Critics across the spectrum acknowledge that government contracts represent meaningful revenue—SpaceX has won $6 billion in contracts over five years and a fifth of last year's revenue came from the federal government.
Objective Deep Dive

The specific angle of this story is SpaceX's record-breaking IPO filing, announced May 20, 2026, which reveals for the first time the financial and governance details of a company that has been pivotal to both space innovation and Musk's empire-building. The core tension is straightforward: SpaceX is seeking a $1.75-$2 trillion valuation while losing billions annually and maintaining governance structures that vest virtually all control in Elon Musk. The company lost $2.6 billion from operations last year on $18.7 billion in revenue, and losses continued in early 2026. Musk holds 85.1% of voting power through a dual-class stock structure.

What each perspective gets right: Progressive critics correctly identify genuine corporate governance risks that would be flagged by institutional investors in any other context. SpaceX's prohibition on derivative suits by shareholders holding less than 3% creates a genuine structural imbalance where only Musk could legally sue directors, including himself. Labor groups are correct that Nasdaq's new indexing rules could force passive fund holders into exposure they didn't explicitly choose. However, left-leaning analysis underestimated the strength of SpaceX's operational position: the company commands 85% of all launches globally, ahead of China and Russia, and Starlink generates $4.4 billion in operating income and serves 10 million people in 150 countries. Right-leaning investors correctly note these achievements are genuine and that Musk has successfully scaled multiple ventures. Yet conservative coverage largely avoided engaging with documented governance concerns, which are not merely philosophical but create material asymmetries between founders and public shareholders. The question of whether $6 billion in government contracts over five years represent earned market position or Trump-era favoritism remains substantively unresolved in right-leaning commentary.

What to watch: The June 12 listing date will reveal pricing and initial trading behavior—whether retail demand justifies the $1.75-$2 trillion valuation or whether there's substantial gap between insider expectations and market reality.
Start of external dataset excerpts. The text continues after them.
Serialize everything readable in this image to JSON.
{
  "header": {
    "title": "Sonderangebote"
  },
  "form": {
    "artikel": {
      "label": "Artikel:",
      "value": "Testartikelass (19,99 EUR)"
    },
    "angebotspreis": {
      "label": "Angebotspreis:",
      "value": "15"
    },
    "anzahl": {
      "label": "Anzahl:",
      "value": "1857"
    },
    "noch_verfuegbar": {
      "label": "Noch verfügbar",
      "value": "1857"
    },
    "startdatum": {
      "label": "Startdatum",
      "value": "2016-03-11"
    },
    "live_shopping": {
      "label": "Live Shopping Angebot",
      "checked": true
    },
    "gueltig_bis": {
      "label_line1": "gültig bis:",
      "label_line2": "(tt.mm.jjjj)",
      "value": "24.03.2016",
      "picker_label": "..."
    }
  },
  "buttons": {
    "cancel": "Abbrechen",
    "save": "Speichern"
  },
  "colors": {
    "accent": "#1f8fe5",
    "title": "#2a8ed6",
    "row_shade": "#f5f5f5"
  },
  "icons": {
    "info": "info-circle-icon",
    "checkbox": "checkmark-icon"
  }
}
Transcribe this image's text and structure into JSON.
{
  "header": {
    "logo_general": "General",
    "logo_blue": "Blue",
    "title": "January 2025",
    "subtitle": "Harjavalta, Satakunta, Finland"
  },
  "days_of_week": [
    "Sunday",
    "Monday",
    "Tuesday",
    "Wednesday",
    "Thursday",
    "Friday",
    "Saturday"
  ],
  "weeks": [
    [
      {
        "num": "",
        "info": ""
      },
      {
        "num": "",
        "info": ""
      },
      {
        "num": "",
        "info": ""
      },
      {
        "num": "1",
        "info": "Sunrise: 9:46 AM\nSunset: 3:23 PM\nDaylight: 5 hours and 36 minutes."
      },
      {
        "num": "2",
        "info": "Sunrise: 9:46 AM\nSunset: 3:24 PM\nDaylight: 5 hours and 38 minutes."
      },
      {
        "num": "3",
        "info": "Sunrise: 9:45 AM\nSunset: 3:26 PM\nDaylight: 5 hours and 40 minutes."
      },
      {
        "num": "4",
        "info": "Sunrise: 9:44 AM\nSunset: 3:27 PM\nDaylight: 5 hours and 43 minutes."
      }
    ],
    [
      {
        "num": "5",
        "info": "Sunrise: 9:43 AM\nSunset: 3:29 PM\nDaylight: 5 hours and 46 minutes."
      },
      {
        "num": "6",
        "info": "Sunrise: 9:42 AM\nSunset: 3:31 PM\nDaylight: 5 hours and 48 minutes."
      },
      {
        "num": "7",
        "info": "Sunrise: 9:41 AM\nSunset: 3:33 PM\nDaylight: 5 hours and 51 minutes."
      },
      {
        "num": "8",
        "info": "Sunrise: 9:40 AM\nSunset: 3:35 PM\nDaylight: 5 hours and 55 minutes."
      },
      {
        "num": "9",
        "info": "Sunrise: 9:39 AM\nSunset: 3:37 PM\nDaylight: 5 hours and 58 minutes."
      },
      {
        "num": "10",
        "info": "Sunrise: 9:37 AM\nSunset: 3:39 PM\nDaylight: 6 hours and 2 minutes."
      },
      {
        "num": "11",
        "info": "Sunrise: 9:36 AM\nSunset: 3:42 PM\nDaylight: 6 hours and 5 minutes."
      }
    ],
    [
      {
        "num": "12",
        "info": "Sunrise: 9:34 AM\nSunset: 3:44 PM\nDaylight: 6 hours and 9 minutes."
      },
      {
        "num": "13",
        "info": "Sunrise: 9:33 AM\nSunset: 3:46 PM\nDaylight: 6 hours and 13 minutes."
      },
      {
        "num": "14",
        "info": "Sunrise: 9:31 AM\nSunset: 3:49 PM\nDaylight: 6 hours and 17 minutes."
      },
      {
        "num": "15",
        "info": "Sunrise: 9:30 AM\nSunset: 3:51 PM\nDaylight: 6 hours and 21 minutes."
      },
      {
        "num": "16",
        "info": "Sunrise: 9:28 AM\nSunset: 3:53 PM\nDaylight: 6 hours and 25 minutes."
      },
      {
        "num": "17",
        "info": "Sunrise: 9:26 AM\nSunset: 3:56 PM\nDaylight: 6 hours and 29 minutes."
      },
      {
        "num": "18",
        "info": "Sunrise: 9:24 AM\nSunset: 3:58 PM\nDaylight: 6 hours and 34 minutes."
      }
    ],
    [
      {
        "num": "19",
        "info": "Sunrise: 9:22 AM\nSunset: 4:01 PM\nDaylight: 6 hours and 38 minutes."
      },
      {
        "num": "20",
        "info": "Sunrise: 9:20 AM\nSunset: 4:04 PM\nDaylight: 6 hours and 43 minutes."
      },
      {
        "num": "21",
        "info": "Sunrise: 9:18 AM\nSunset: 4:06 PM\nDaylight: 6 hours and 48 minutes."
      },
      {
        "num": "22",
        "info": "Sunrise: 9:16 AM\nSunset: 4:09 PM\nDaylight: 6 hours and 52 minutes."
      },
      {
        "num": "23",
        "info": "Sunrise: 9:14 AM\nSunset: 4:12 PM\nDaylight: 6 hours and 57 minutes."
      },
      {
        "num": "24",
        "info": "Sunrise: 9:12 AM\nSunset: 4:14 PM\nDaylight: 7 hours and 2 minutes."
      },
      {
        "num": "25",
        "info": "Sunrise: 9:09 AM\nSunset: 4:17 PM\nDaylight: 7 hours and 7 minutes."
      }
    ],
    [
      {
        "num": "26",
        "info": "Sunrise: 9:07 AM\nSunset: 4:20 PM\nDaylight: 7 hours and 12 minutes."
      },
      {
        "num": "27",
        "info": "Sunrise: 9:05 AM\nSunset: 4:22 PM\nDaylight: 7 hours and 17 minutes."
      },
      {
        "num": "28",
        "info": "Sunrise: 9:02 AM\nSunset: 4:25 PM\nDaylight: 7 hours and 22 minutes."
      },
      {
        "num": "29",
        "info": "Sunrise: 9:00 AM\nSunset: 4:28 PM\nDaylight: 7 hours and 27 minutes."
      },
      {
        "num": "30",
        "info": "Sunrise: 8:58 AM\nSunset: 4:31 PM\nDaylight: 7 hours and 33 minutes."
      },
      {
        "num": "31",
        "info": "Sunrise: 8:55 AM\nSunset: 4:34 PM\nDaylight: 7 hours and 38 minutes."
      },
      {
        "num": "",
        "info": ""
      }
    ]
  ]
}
The AFT warned that millions of retail investors could be pulled into an 'overvalued, high-risk bet' if the IPO prices as targeted. The more important long-term question concerns whether SpaceX's AI ambitions—on which the high valuation depends—can actually compete with OpenAI, Google, and Anthropic in a capital-intensive sector, and whether the governance structure allows for independent oversight of that $20 billion annual AI spend. Finally, the Trump administration's continued favor toward SpaceX after 2025 will be a litmus test for whether government contracts reflect genuine competitive advantage or political favoritism.

◈ Tone Comparison

Left-leaning outlets used language emphasizing alarm and urgency—CalPERS called the governance structure 'the most management-favorable ever,' and the AFT said the valuation 'defies financial logic'—establishing framing of crisis and risk. Right-leaning commentary employed optimistic language emphasizing vision and achievement—Chad Anderson called the opportunity enabled by Starship as representing 'frontier markets' and the Register described SpaceX's tone as 'extreme optimism'—positioning the IPO as extension of proven success.